Todo ano, proliferam em julho e agosto fotos e filmes dos grandes incêndios que provocam o desmatamento na Amazônia. É um fato tão previsível quanto o Carnaval ou os fogos de artifício sobre Copacabana no Réveillon
Vejo que o agronegócio brasileiro está preocupadíssimo com sua imagem no exterior e, temendo boicotes ou outras sanções internacionais, está analisando várias novas estratégias de relações públicas para melhorar a situação. Tenho uma sugestão radical: já que está cada vez mais difícil manter a rede de mentiras que sustenta a indústria, por que não adotar políticas sensatas e cumprir a lei?
Todo ano, proliferam em julho e agosto fotos e filmes dos grandes incêndios que provocam o desmatamento na Amazônia. Proliferam também as lamentações no mundo inteiro sobre a devastação e as promessas de uma fiscalização mais rigorosa. É um fato tão previsível quanto o Carnaval ou os fogos de artifício sobre Copacabana no Réveillon. Mesmo assim, o problema continua aumentando: dados oficiais indicam que a área devastada em agosto do ano passado foi 222% maior do que a desmatada no mesmo mês de 2018. Em julho, a cifra foi pior ainda: 278%.
Quero deixar claro que não estou isentando os compradores estrangeiros de produtos brasileiros desta crítica: do campo até a mesa do consumidor, existem múltiplos intermediários que também lucram com um sistema corrupto.
“É PARECIDO COM O TRÁFICO DE DROGAS, ONDE EXISTE OFERTA, MAS DEMANDA TAMBÉM”

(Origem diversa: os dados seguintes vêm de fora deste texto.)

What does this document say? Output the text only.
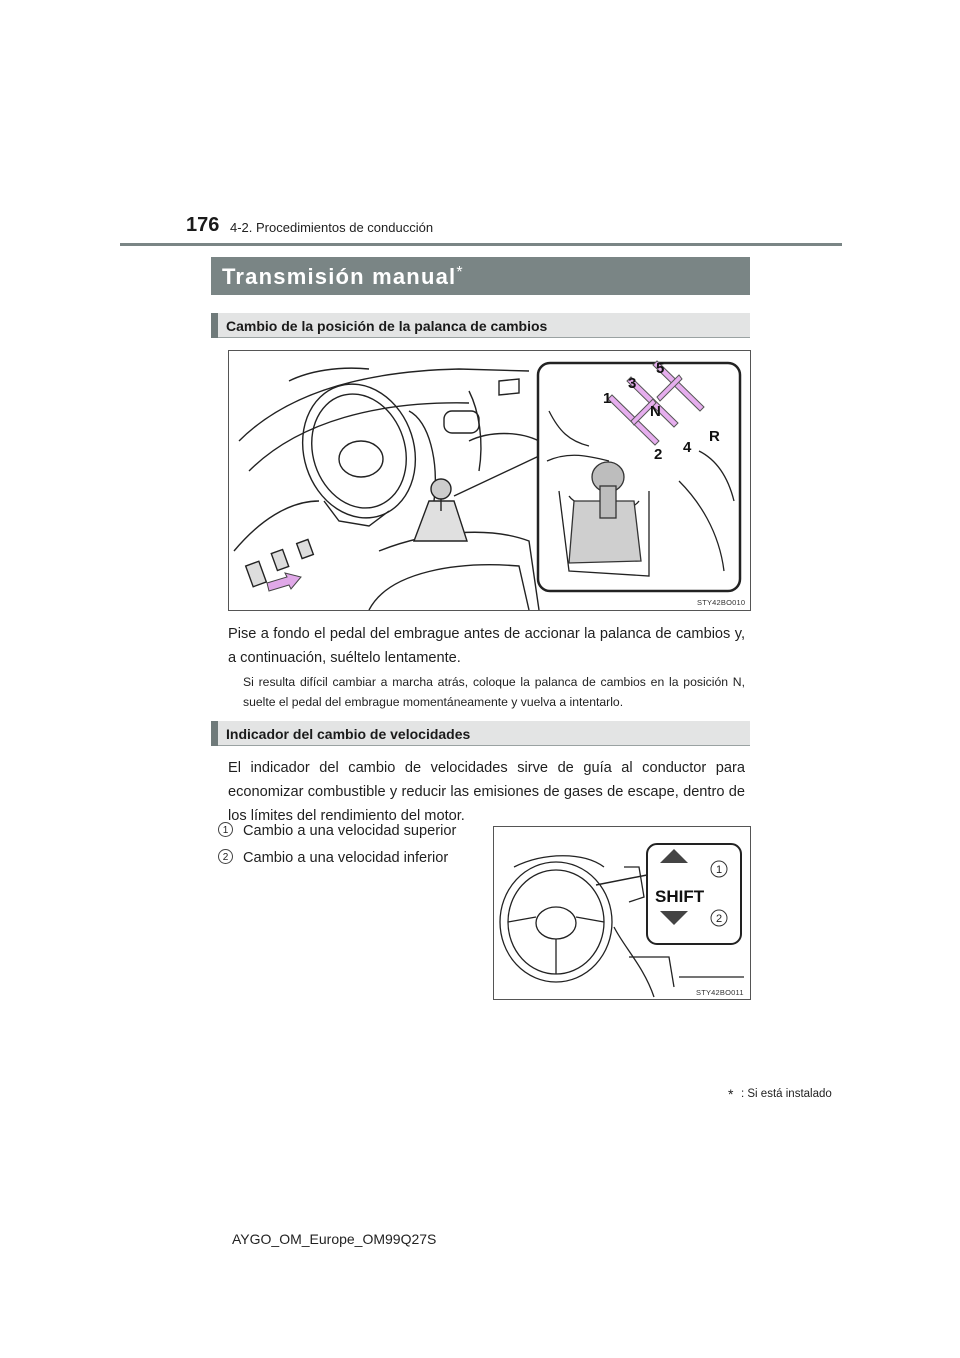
176 4-2. Procedimientos de conducción
Transmisión manual*
Cambio de la posición de la palanca de cambios
1
2
3
4
5
N
R
STY42BO010
Pise a fondo el pedal del embrague antes de accionar la palanca de cambios y, a continuación, suéltelo lentamente.
Si resulta difícil cambiar a marcha atrás, coloque la palanca de cambios en la posición N, suelte el pedal del embrague momentáneamente y vuelva a intentarlo.
Indicador del cambio de velocidades
El indicador del cambio de velocidades sirve de guía al conductor para economizar combustible y reducir las emisiones de gases de escape, dentro de los límites del rendimiento del motor.
1	Cambio a una velocidad superior
2	Cambio a una velocidad inferior
SHIFT
1
2
STY42BO011
* : Si está instalado
AYGO_OM_Europe_OM99Q27S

Uma importante parcela da culpa cai sobre os ombros dos quatro gigantes do agronegócio internacional e dos comerciantes de madeira e ouro.
No passado, sempre foi fácil negar conhecimento das ilegalidades. Quando, há 20 anos, eu fazia reportagens na Amazônia sobre a vinculação entre o desmatamento e a produção ilegal e ligava para importadores de soja, madeira ou carnes nos Estados Unidos ou na Europa, a resposta deles era sempre a mesma: estamos atuando de boa-fé, cumprimos todas as leis brasileiras, desconhecemos qualquer abuso, e seria ingerência na soberania dos brasileiros exigir que eles consertem eventuais fraquezas no sistema.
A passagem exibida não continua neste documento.